Neem verantwoordelijkheid |
‘Niemand
hoeft mee te werken aan zijn/haar eigen veroordeling’. Het is een zinnetje dat
ik aantrof in beschouwingen over de zaak ‘Anna Faber’. De zin verwees naar de
verdachte die in een eerdere zedenzaak weigerde om mee te werken aan een
psychiatrisch onderzoek. De reden voor de weigering was het ontlopen van het
risico dat bij een TBS een langere detentie kan volgen.
Het is een
vaststaande praktijk in de rechtsgang dat het bewijs van een misdaad door het Openbaar
Ministerie verzameld moet worden en dat dit bewijs door de rechter wordt
beoordeeld. Een verdachte mag zwijgen, tegen werken, desinformatie geven, misleiden,
valse getuigenissen organiseren en bewijs verdonkeremanen. De verdachte speelt
vaak het spel: ‘pak me maar als je kan’, een crimineel spel.
Volgens een
artikel in de NRC weigert ongeveer de helft van de voor een psychiatrisch
onderzoek in aanmerking komenden om daar aan mee te werken. De weigering wordt
als een recht gezien. Niemand hoeft mee te werken aan zijn/haar eigen
veroordeling. In de rechtspraktijk heeft dat heel wat meer consequenties dan
alleen het ontlopen van de TBS. Door niet mee te werken kan het werk van het OM
zodanig bemoeilijkt worden dat er geen vervolging plaatsvindt of dat de rechter
wegens gebrek aan overtuigend bewijs tot vrijspraak over gaat. Bij het vervolgen
van leden van de mocromaffia gebeurde dat een aantal keren.
Niet
meewerken kan het gevolg zijn van de angst dat met ‘praten’ de erecode van ‘zwijgen’

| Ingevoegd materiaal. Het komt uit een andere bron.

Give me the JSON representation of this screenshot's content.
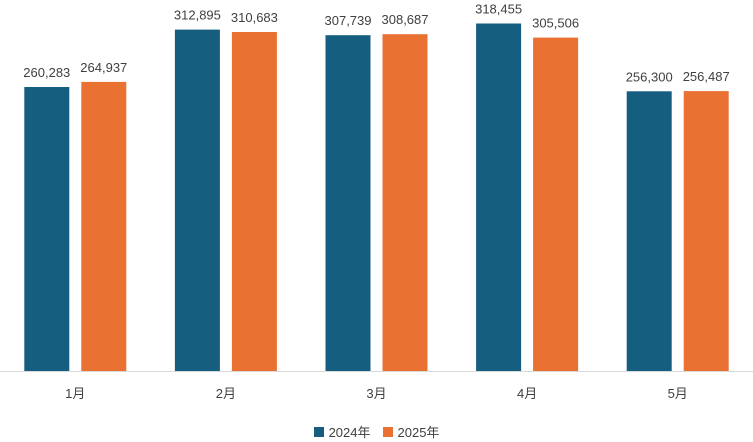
{
  "chart_data": {
    "type": "bar",
    "categories": [
      "1月",
      "2月",
      "3月",
      "4月",
      "5月"
    ],
    "series": [
      {
        "name": "2024年",
        "color": "#155e80",
        "values": [
          260283,
          312895,
          307739,
          318455,
          256300
        ]
      },
      {
        "name": "2025年",
        "color": "#e97132",
        "values": [
          264937,
          310683,
          308687,
          305506,
          256487
        ]
      }
    ],
    "ylim": [
      0,
      340000
    ],
    "grid": false,
    "legend_position": "bottom",
    "data_labels": true
  }
}
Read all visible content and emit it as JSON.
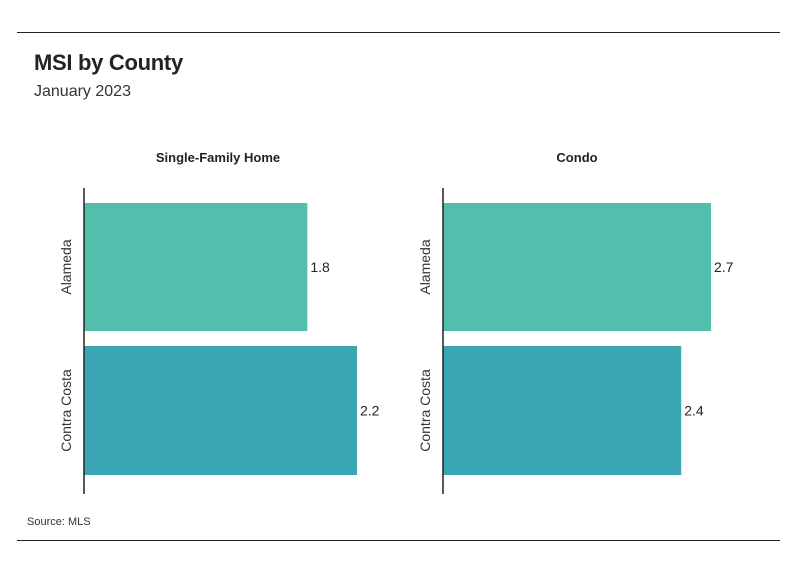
{
  "header": {
    "title": "MSI by County",
    "subtitle": "January 2023"
  },
  "footer": {
    "source": "Source: MLS"
  },
  "colors": {
    "alameda": "#52bfac",
    "contra_costa": "#3aa6b3",
    "axis": "#222222"
  },
  "chart_data": [
    {
      "type": "bar",
      "orientation": "horizontal",
      "title": "Single-Family Home",
      "categories": [
        "Alameda",
        "Contra Costa"
      ],
      "values": [
        1.8,
        2.2
      ],
      "value_labels": [
        "1.8",
        "2.2"
      ],
      "xlim": [
        0,
        2.2
      ],
      "grid": false
    },
    {
      "type": "bar",
      "orientation": "horizontal",
      "title": "Condo",
      "categories": [
        "Alameda",
        "Contra Costa"
      ],
      "values": [
        2.7,
        2.4
      ],
      "value_labels": [
        "2.7",
        "2.4"
      ],
      "xlim": [
        0,
        2.7
      ],
      "grid": false
    }
  ]
}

wordt overtreden en wraakacties het gevolg zullen zijn. Criminele wetten
krijgen op deze manier veel invloed op de rechtsgang en bieden bescherming aan
criminaliteit.
De opvatting
dat je verantwoordelijkheid neemt voor je daden staat op gespannen voet met het
recht om niet mee te werken. Dat recht leidt tot een groeiend aantal geharde
daders die op alle mogelijke manieren, na te zijn gepakt, aan veroordeling
proberen te ontkomen. De norm dat je verantwoordelijkheid neemt voor je daden
vervaagt door dat recht.
Bij alle nu
gaande discussies over het vaker toepassen van TBS, ook als de verdachte niet
meewerkt, blijft de discussie over het recht om te zwijgen achterwege alsof dit
een onomstotelijk recht is. Het is de discussie die eigenlijk gevoerd zou
moeten worden. Het niet meewerken kan als een criminele daad worden gezien. Bij
een belemmerde rechtsgang is het de samenleving die uiteindelijk schade lijdt.
Niet
meewerken zou als zodanig strafbaar kunnen worden gesteld en in voorkomende
gevallen tot strafverhoging moeten leiden. Niet meewerken is asociaal en strijdig
met de norm dat je verantwoordelijkheid neemt voor je daden. En
verantwoordelijkheid nemen voor je daden zou een van de uitgangspunten van het
strafrecht dienen te zijn. Een verdachte heeft niet alleen rechten, maar ook
plichten. Van plichten kan hij niet ontslagen worden.
Het recht op
niet meewerken kan worden gezien als te veel toegeven aan de dader en het laten
uitmelken van rechten. Dat is strijdig met de belangen van de samenleving en
van slachtoffers. Het recht om niet mee te werken is wellicht een hoogstandje
in het juridisch denken, maar kan gezien worden als een uiting van beschaving
die de beschaving aantast en onwenselijk gedrag in de hand werkt.